India needs to prepare its youth in the new technology area of Artificial Intelligence (AI), which is bound to have a pervasive impact on people’s lives and their employment prospects in the coming days, Anantha Nageswaran, Chief Economic Advisor to Finance Ministry said on Saturday. 

This is one of the key challenges that the country has to address for attaining its goal of a developed country by 2047.

“We need to prepare the youth for AI, since it is going to burst on us in a very spectacular way in the coming years and it will cause huge dislocations. We need to harness it and guide it in a manner that our youth are able to profit from that. 

That is a huge challenge which  many countries face and India is one of them but our numbers make it that much more important and serious compared to many countries,” Nageswaran said at CII’s Annual Business Summit 2024 in the capital. 

In his address at a plenary titled “Co-Creating the Future Responsibly: The Role of Business”, Nageswaran also emphasized the importance of prioritizing the physical health of the youth cohort besides focusing on AI. He noted that achieving the demographic dividend relies on ensuring the youth are healthy physically, mentally, and emotionally.

“As we aspire to graduate from middle income to an upper income country, we have to reconcile the priorities of economic growth, energy security and energy transition”, he added.

The Chief Economic Advisor also highlighted that India needs to contend with risks to its growth trajectory emanating from a combination of loose financial conditions and the uncertainty around interest rates and US dollar movements. India has to take steps to sustain high levels of growth at a time when  geo-political risks are much higher and there is slowdown in global trade.

“Global financial stability is an important risk factor we have to face in the coming years. It is a risk factor that has not yet played out which we need to factor in given our own state of market valuation in India”, he said.

Nageswaran expressed confidence that the employment generation challenge in the country will largely get addressed in the coming years on the back of better physical, digital infrastructure and improved balance sheets of banks. However, there is still work to be done on skilling and employability, he added.

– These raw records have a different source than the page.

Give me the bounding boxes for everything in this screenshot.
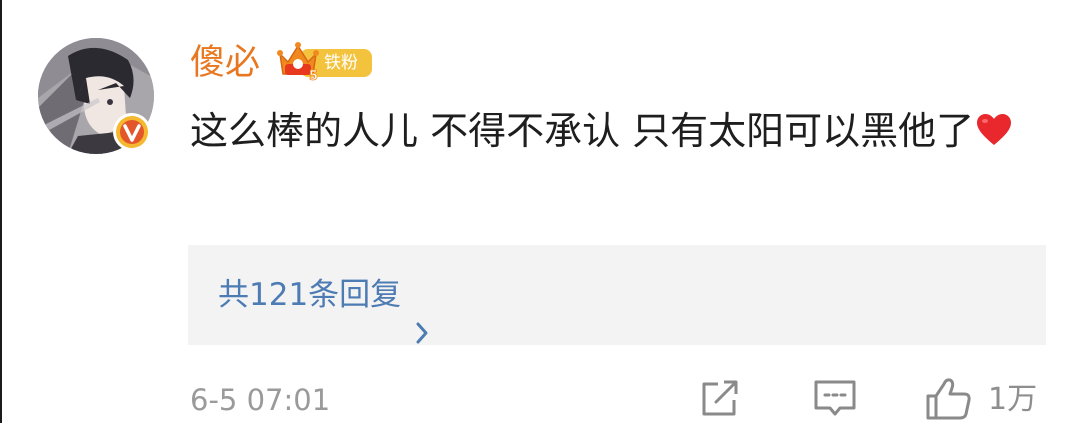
replies-count-label: 共121条回复 <box>218 277 402 313</box>
fan-badge-label: 铁粉 <box>324 53 358 73</box>
screen-edge <box>0 0 2 423</box>
thumbs-up-icon <box>924 376 974 422</box>
share-icon <box>698 376 742 420</box>
comment-icon <box>812 376 858 420</box>
chevron-right-icon <box>415 285 429 343</box>
user-avatar[interactable] <box>38 38 154 154</box>
verified-v-badge <box>112 112 152 152</box>
crown-icon: 5 <box>276 40 320 84</box>
comment-body: 这么棒的人儿 不得不承认 只有太阳可以黑他了 <box>190 109 975 153</box>
replies-panel: 共121条回复 <box>188 245 1046 345</box>
heart-icon <box>976 103 1012 145</box>
comment-text: 这么棒的人儿 不得不承认 只有太阳可以黑他了 <box>190 100 1040 162</box>
share-button[interactable] <box>698 376 742 422</box>
view-replies-link[interactable]: 共121条回复 <box>218 245 429 345</box>
fan-level: 5 <box>309 69 318 82</box>
fan-badge[interactable]: 铁粉 5 <box>276 40 372 84</box>
username[interactable]: 傻必 <box>190 38 260 88</box>
comment-button[interactable] <box>812 376 858 422</box>
like-count: 1万 <box>988 382 1038 417</box>
comment-timestamp: 6-5 07:01 <box>190 383 331 417</box>
like-button[interactable]: 1万 <box>924 376 1052 422</box>
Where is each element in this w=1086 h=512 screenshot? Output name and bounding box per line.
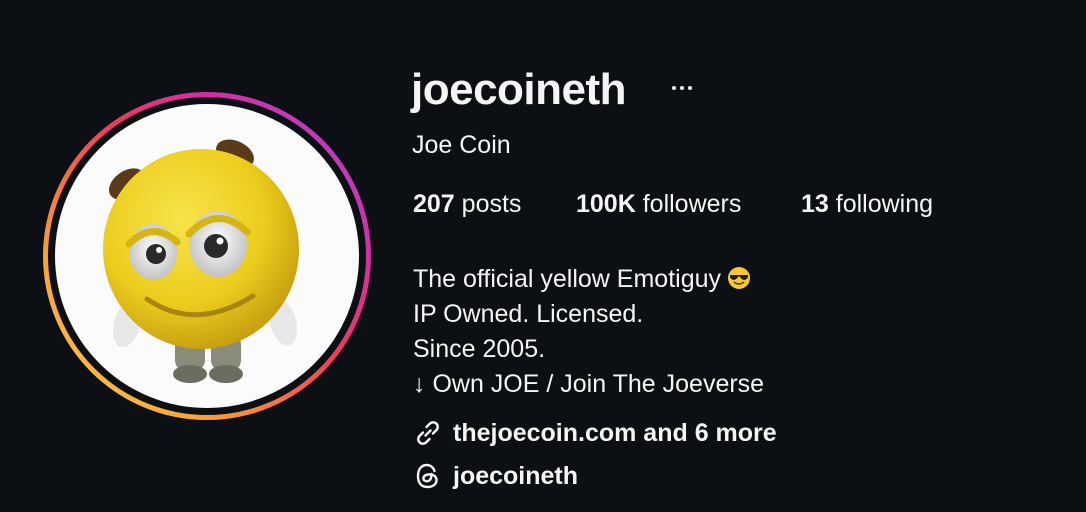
posts-label: posts bbox=[461, 190, 522, 218]
ellipsis-dot bbox=[680, 86, 684, 90]
website-link-text[interactable]: thejoecoin.com and 6 more bbox=[453, 416, 777, 450]
profile-full-name: Joe Coin bbox=[412, 131, 511, 159]
bio-line: IP Owned. Licensed. bbox=[413, 300, 644, 328]
website-link[interactable]: thejoecoin.com and 6 more bbox=[412, 416, 777, 450]
followers-count: 100K bbox=[576, 190, 636, 218]
threads-link[interactable]: joecoineth bbox=[412, 459, 578, 493]
ellipsis-icon[interactable] bbox=[669, 74, 695, 100]
profile-avatar[interactable] bbox=[55, 104, 359, 408]
threads-icon bbox=[412, 460, 444, 492]
bio-line: The official yellow Emotiguy bbox=[413, 262, 764, 297]
link-icon bbox=[412, 417, 444, 449]
bio-line: Since 2005. bbox=[413, 335, 546, 363]
avatar-ring-gap bbox=[48, 97, 366, 415]
sunglasses-emoji-icon bbox=[727, 265, 751, 300]
followers-label: followers bbox=[642, 190, 742, 218]
following-stat[interactable]: 13 following bbox=[801, 188, 933, 220]
story-ring[interactable] bbox=[43, 92, 371, 420]
following-label: following bbox=[835, 190, 934, 218]
following-count: 13 bbox=[801, 190, 829, 218]
followers-stat[interactable]: 100K followers bbox=[576, 188, 741, 220]
ellipsis-dot bbox=[688, 86, 692, 90]
emotiguy-character-image bbox=[103, 139, 299, 383]
ellipsis-dot bbox=[672, 86, 676, 90]
bio-line: ↓ Own JOE / Join The Joeverse bbox=[413, 370, 765, 398]
profile-bio: The official yellow Emotiguy IP Owned. L… bbox=[413, 262, 764, 402]
posts-stat: 207 posts bbox=[413, 188, 521, 220]
posts-count: 207 bbox=[413, 190, 455, 218]
profile-username: joecoineth bbox=[411, 65, 627, 114]
threads-handle[interactable]: joecoineth bbox=[453, 459, 578, 493]
bio-line-text: The official yellow Emotiguy bbox=[413, 265, 722, 293]
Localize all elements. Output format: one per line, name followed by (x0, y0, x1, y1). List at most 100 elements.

On manufacturing, Nageswaran said there  is an opportunity and a need for raising the share of manufacturing in the economy and the consequent generation of low and semi-skilled jobs, apart from facilitating overall employment generation.

Job opportunities

On the issue of employment, Nageswaran said that the quantity of youth covered by India’s education system is no more a challenge, but learning outcomes are.

The Centre had, in March this year, approved an AI mission with a budget outlay of ₹10,372 crore for the next five years. 

Under this mission, government will among other things allocate funds towards subsidising private companies looking to set up artificial intelligence computing capacity in the country and also allocate seed funding for start-ups in the sector.